As technology evolves into era of sub-micron, there is a desire to integrate various memory elements with high speed logic circuit elements into a single chip or an integrated circuit (IC) to form an embedded memory. For example, magnetic random access memory (MRAM) cells include magnetic tunnel junction (MTJ) elements, or stacks sandwiched between top and bottom electrodes, or terminals which are generally connected to interconnects in dielectric layers. During integration, the process windows and reliabilities of the MRAM cells may degrade due to process limitations.

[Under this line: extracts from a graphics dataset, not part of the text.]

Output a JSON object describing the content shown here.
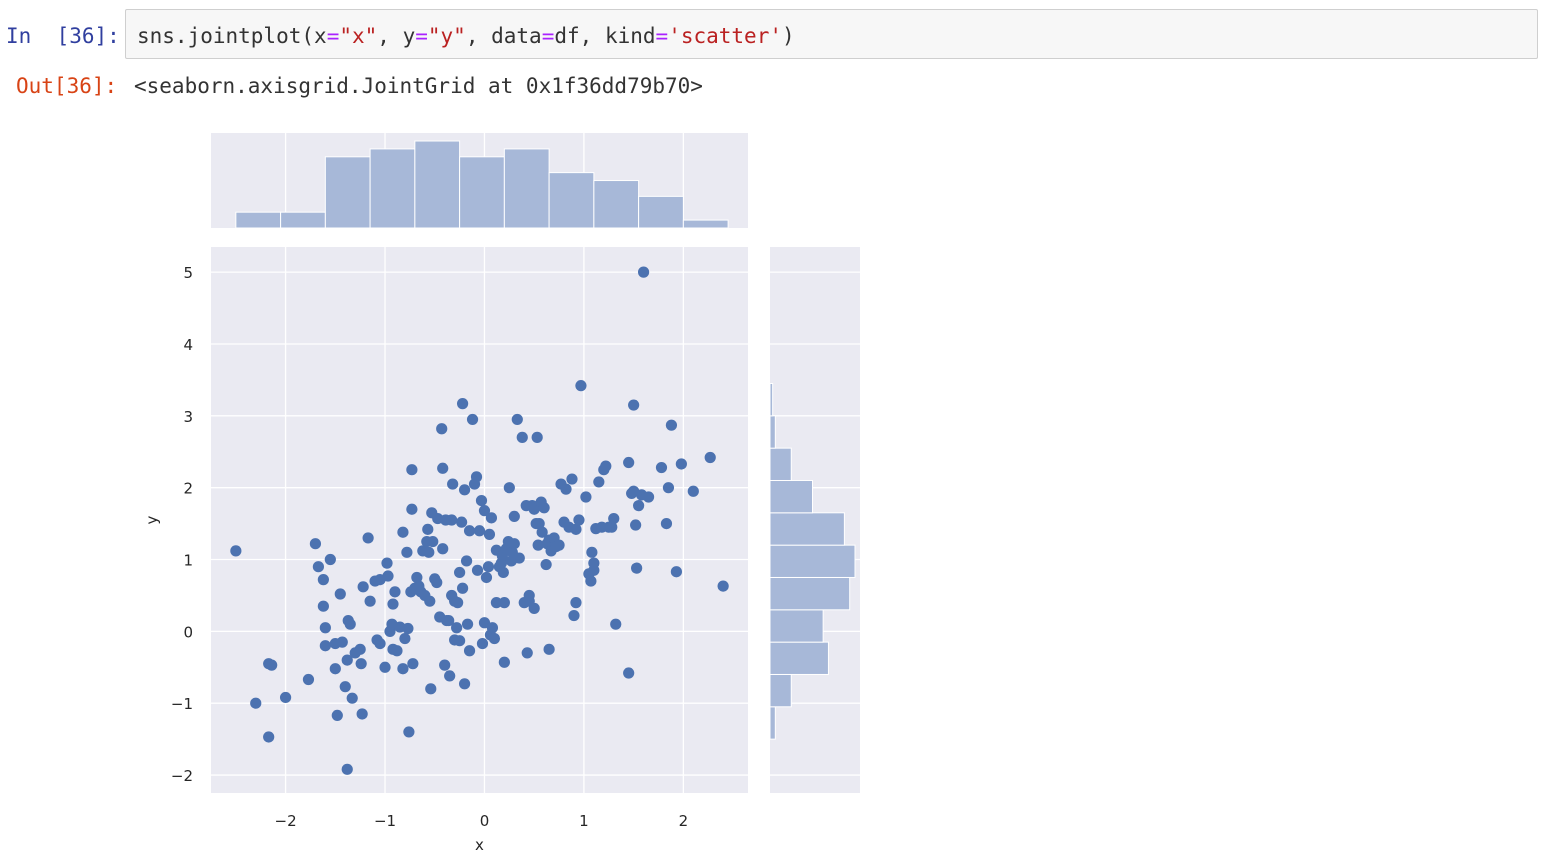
{
  "notebook": {
    "in_prompt": "In  [36]:",
    "out_prompt": "Out[36]:",
    "code": {
      "fn": "sns.jointplot",
      "open": "(",
      "p1": "x",
      "eq": "=",
      "s1": "\"x\"",
      "sep": ", ",
      "p2": "y",
      "s2": "\"y\"",
      "p3": "data",
      "v3": "df",
      "p4": "kind",
      "s4": "'scatter'",
      "close": ")"
    },
    "output": "<seaborn.axisgrid.JointGrid at 0x1f36dd79b70>"
  },
  "colors": {
    "axes_bg": "#eaeaf2",
    "grid": "#ffffff",
    "point": "#4c72b0",
    "hist_fill": "#a7b8d8"
  },
  "chart_data": {
    "type": "scatter",
    "kind": "jointplot",
    "xlabel": "x",
    "ylabel": "y",
    "xlim": [
      -2.75,
      2.65
    ],
    "ylim": [
      -2.25,
      5.35
    ],
    "xticks": [
      -2,
      -1,
      0,
      1,
      2
    ],
    "yticks": [
      -2,
      -1,
      0,
      1,
      2,
      3,
      4,
      5
    ],
    "xtick_labels": [
      "−2",
      "−1",
      "0",
      "1",
      "2"
    ],
    "ytick_labels": [
      "−2",
      "−1",
      "0",
      "1",
      "2",
      "3",
      "4",
      "5"
    ],
    "grid": true,
    "points": [
      [
        -2.5,
        1.12
      ],
      [
        -2.3,
        -1.0
      ],
      [
        -2.17,
        -1.47
      ],
      [
        -2.17,
        -0.45
      ],
      [
        -2.14,
        -0.47
      ],
      [
        -2.0,
        -0.92
      ],
      [
        -1.77,
        -0.67
      ],
      [
        -1.7,
        1.22
      ],
      [
        -1.67,
        0.9
      ],
      [
        -1.62,
        0.72
      ],
      [
        -1.62,
        0.35
      ],
      [
        -1.6,
        0.05
      ],
      [
        -1.6,
        -0.2
      ],
      [
        -1.55,
        1.0
      ],
      [
        -1.5,
        -0.17
      ],
      [
        -1.5,
        -0.52
      ],
      [
        -1.48,
        -1.17
      ],
      [
        -1.45,
        0.52
      ],
      [
        -1.43,
        -0.15
      ],
      [
        -1.4,
        -0.77
      ],
      [
        -1.38,
        -1.92
      ],
      [
        -1.38,
        -0.4
      ],
      [
        -1.37,
        0.15
      ],
      [
        -1.35,
        0.1
      ],
      [
        -1.33,
        -0.93
      ],
      [
        -1.3,
        -0.3
      ],
      [
        -1.25,
        -0.25
      ],
      [
        -1.24,
        -0.45
      ],
      [
        -1.23,
        -1.15
      ],
      [
        -1.22,
        0.62
      ],
      [
        -1.17,
        1.3
      ],
      [
        -1.15,
        0.42
      ],
      [
        -1.1,
        0.7
      ],
      [
        -1.08,
        -0.12
      ],
      [
        -1.05,
        0.72
      ],
      [
        -1.05,
        -0.17
      ],
      [
        -1.0,
        -0.5
      ],
      [
        -0.98,
        0.95
      ],
      [
        -0.97,
        0.77
      ],
      [
        -0.95,
        0.0
      ],
      [
        -0.93,
        0.1
      ],
      [
        -0.92,
        -0.25
      ],
      [
        -0.92,
        0.38
      ],
      [
        -0.9,
        0.55
      ],
      [
        -0.88,
        -0.27
      ],
      [
        -0.85,
        0.06
      ],
      [
        -0.82,
        1.38
      ],
      [
        -0.82,
        -0.52
      ],
      [
        -0.8,
        -0.1
      ],
      [
        -0.78,
        1.1
      ],
      [
        -0.77,
        0.04
      ],
      [
        -0.76,
        -1.4
      ],
      [
        -0.74,
        0.55
      ],
      [
        -0.73,
        2.25
      ],
      [
        -0.73,
        1.7
      ],
      [
        -0.72,
        -0.45
      ],
      [
        -0.7,
        0.6
      ],
      [
        -0.68,
        0.75
      ],
      [
        -0.66,
        0.63
      ],
      [
        -0.64,
        0.55
      ],
      [
        -0.62,
        1.12
      ],
      [
        -0.6,
        0.5
      ],
      [
        -0.58,
        1.25
      ],
      [
        -0.57,
        1.42
      ],
      [
        -0.56,
        1.1
      ],
      [
        -0.55,
        0.42
      ],
      [
        -0.54,
        -0.8
      ],
      [
        -0.53,
        1.65
      ],
      [
        -0.52,
        1.25
      ],
      [
        -0.5,
        0.73
      ],
      [
        -0.48,
        0.68
      ],
      [
        -0.47,
        1.57
      ],
      [
        -0.45,
        0.2
      ],
      [
        -0.43,
        2.82
      ],
      [
        -0.42,
        1.15
      ],
      [
        -0.42,
        2.27
      ],
      [
        -0.4,
        -0.47
      ],
      [
        -0.39,
        1.55
      ],
      [
        -0.38,
        0.15
      ],
      [
        -0.36,
        0.15
      ],
      [
        -0.35,
        -0.62
      ],
      [
        -0.33,
        1.55
      ],
      [
        -0.33,
        0.5
      ],
      [
        -0.32,
        2.05
      ],
      [
        -0.3,
        0.42
      ],
      [
        -0.3,
        -0.12
      ],
      [
        -0.28,
        0.05
      ],
      [
        -0.27,
        0.4
      ],
      [
        -0.25,
        -0.13
      ],
      [
        -0.25,
        0.82
      ],
      [
        -0.23,
        1.52
      ],
      [
        -0.22,
        3.17
      ],
      [
        -0.22,
        0.6
      ],
      [
        -0.2,
        1.97
      ],
      [
        -0.2,
        -0.73
      ],
      [
        -0.18,
        0.98
      ],
      [
        -0.17,
        0.1
      ],
      [
        -0.15,
        1.4
      ],
      [
        -0.15,
        -0.27
      ],
      [
        -0.12,
        2.95
      ],
      [
        -0.1,
        2.05
      ],
      [
        -0.08,
        2.15
      ],
      [
        -0.07,
        0.85
      ],
      [
        -0.05,
        1.4
      ],
      [
        -0.03,
        1.82
      ],
      [
        -0.02,
        -0.17
      ],
      [
        0.0,
        1.68
      ],
      [
        0.0,
        0.12
      ],
      [
        0.02,
        0.75
      ],
      [
        0.04,
        0.9
      ],
      [
        0.05,
        1.35
      ],
      [
        0.06,
        -0.05
      ],
      [
        0.07,
        1.58
      ],
      [
        0.08,
        0.05
      ],
      [
        0.1,
        -0.1
      ],
      [
        0.12,
        1.13
      ],
      [
        0.12,
        0.4
      ],
      [
        0.15,
        0.9
      ],
      [
        0.17,
        0.95
      ],
      [
        0.18,
        1.05
      ],
      [
        0.19,
        0.82
      ],
      [
        0.2,
        0.4
      ],
      [
        0.2,
        -0.43
      ],
      [
        0.22,
        1.15
      ],
      [
        0.24,
        1.25
      ],
      [
        0.25,
        2.0
      ],
      [
        0.27,
        0.98
      ],
      [
        0.28,
        1.1
      ],
      [
        0.3,
        1.6
      ],
      [
        0.3,
        1.22
      ],
      [
        0.33,
        2.95
      ],
      [
        0.35,
        1.02
      ],
      [
        0.38,
        2.7
      ],
      [
        0.4,
        0.4
      ],
      [
        0.42,
        1.75
      ],
      [
        0.43,
        -0.3
      ],
      [
        0.45,
        0.5
      ],
      [
        0.45,
        0.42
      ],
      [
        0.48,
        1.75
      ],
      [
        0.5,
        1.7
      ],
      [
        0.5,
        0.32
      ],
      [
        0.52,
        1.5
      ],
      [
        0.53,
        2.7
      ],
      [
        0.54,
        1.2
      ],
      [
        0.55,
        1.5
      ],
      [
        0.57,
        1.8
      ],
      [
        0.58,
        1.38
      ],
      [
        0.6,
        1.72
      ],
      [
        0.62,
        0.93
      ],
      [
        0.63,
        1.22
      ],
      [
        0.65,
        -0.25
      ],
      [
        0.65,
        1.27
      ],
      [
        0.67,
        1.12
      ],
      [
        0.7,
        1.3
      ],
      [
        0.72,
        1.18
      ],
      [
        0.75,
        1.2
      ],
      [
        0.77,
        2.05
      ],
      [
        0.8,
        1.52
      ],
      [
        0.82,
        1.98
      ],
      [
        0.85,
        1.45
      ],
      [
        0.88,
        2.12
      ],
      [
        0.9,
        0.22
      ],
      [
        0.92,
        1.42
      ],
      [
        0.92,
        0.4
      ],
      [
        0.95,
        1.55
      ],
      [
        0.97,
        3.42
      ],
      [
        1.02,
        1.87
      ],
      [
        1.05,
        0.8
      ],
      [
        1.07,
        0.7
      ],
      [
        1.08,
        1.1
      ],
      [
        1.1,
        0.85
      ],
      [
        1.1,
        0.95
      ],
      [
        1.12,
        1.43
      ],
      [
        1.15,
        2.08
      ],
      [
        1.18,
        1.45
      ],
      [
        1.2,
        2.25
      ],
      [
        1.22,
        2.3
      ],
      [
        1.25,
        1.45
      ],
      [
        1.28,
        1.45
      ],
      [
        1.3,
        1.57
      ],
      [
        1.32,
        0.1
      ],
      [
        1.45,
        2.35
      ],
      [
        1.45,
        -0.58
      ],
      [
        1.48,
        1.92
      ],
      [
        1.5,
        1.95
      ],
      [
        1.5,
        3.15
      ],
      [
        1.52,
        1.48
      ],
      [
        1.53,
        0.88
      ],
      [
        1.55,
        1.75
      ],
      [
        1.58,
        1.9
      ],
      [
        1.6,
        5.0
      ],
      [
        1.65,
        1.87
      ],
      [
        1.78,
        2.28
      ],
      [
        1.83,
        1.5
      ],
      [
        1.85,
        2.0
      ],
      [
        1.88,
        2.87
      ],
      [
        1.93,
        0.83
      ],
      [
        1.98,
        2.33
      ],
      [
        2.1,
        1.95
      ],
      [
        2.27,
        2.42
      ],
      [
        2.4,
        0.63
      ]
    ],
    "marginal_x": {
      "bin_edges": [
        -2.5,
        -2.05,
        -1.6,
        -1.15,
        -0.7,
        -0.25,
        0.2,
        0.65,
        1.1,
        1.55,
        2.0,
        2.45
      ],
      "counts": [
        2,
        2,
        9,
        10,
        11,
        9,
        10,
        7,
        6,
        4,
        1
      ]
    },
    "marginal_y": {
      "bin_edges": [
        -1.5,
        -1.05,
        -0.6,
        -0.15,
        0.3,
        0.75,
        1.2,
        1.65,
        2.1,
        2.55,
        3.0,
        3.45
      ],
      "counts": [
        1,
        4,
        11,
        10,
        15,
        16,
        14,
        8,
        4,
        1,
        0.5
      ]
    }
  }
}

For example, the formation of the electrical connection to the top of the MRAM cell includes forming a dielectric layer over the MRAM cell, smoothing the surface of that dielectric layer with planarization, etching a via through the dielectric layer, and then forming an interconnect within the open via. The process variation in the planarization and etching process is more than a dimension of the top layer of the MRAM cell. As a result, the interconnect extending to the top layer of the MRAM cell is not long enough in some cases such that a portion of the dielectric remains between the interconnect and the MRAM cell and the circuit is permanently open. In other instances, the interconnect is too long and passes through the top layer of the MRAM cell so the MRAM cell is permanently shorted. One option is to use middle etch stop layer (ESL) to cover the variations, however, this is not compatible with logic processing and has a much larger RC compared with scheme without ESL.
Accordingly, it is desirable to provide integrated circuits and methods of forming such integrated circuits with MRAM cells and interconnects where the interconnect reliably forms an electrical connection with the MRAM cell without shorting the MRAM cell and which is compatible with logic processing.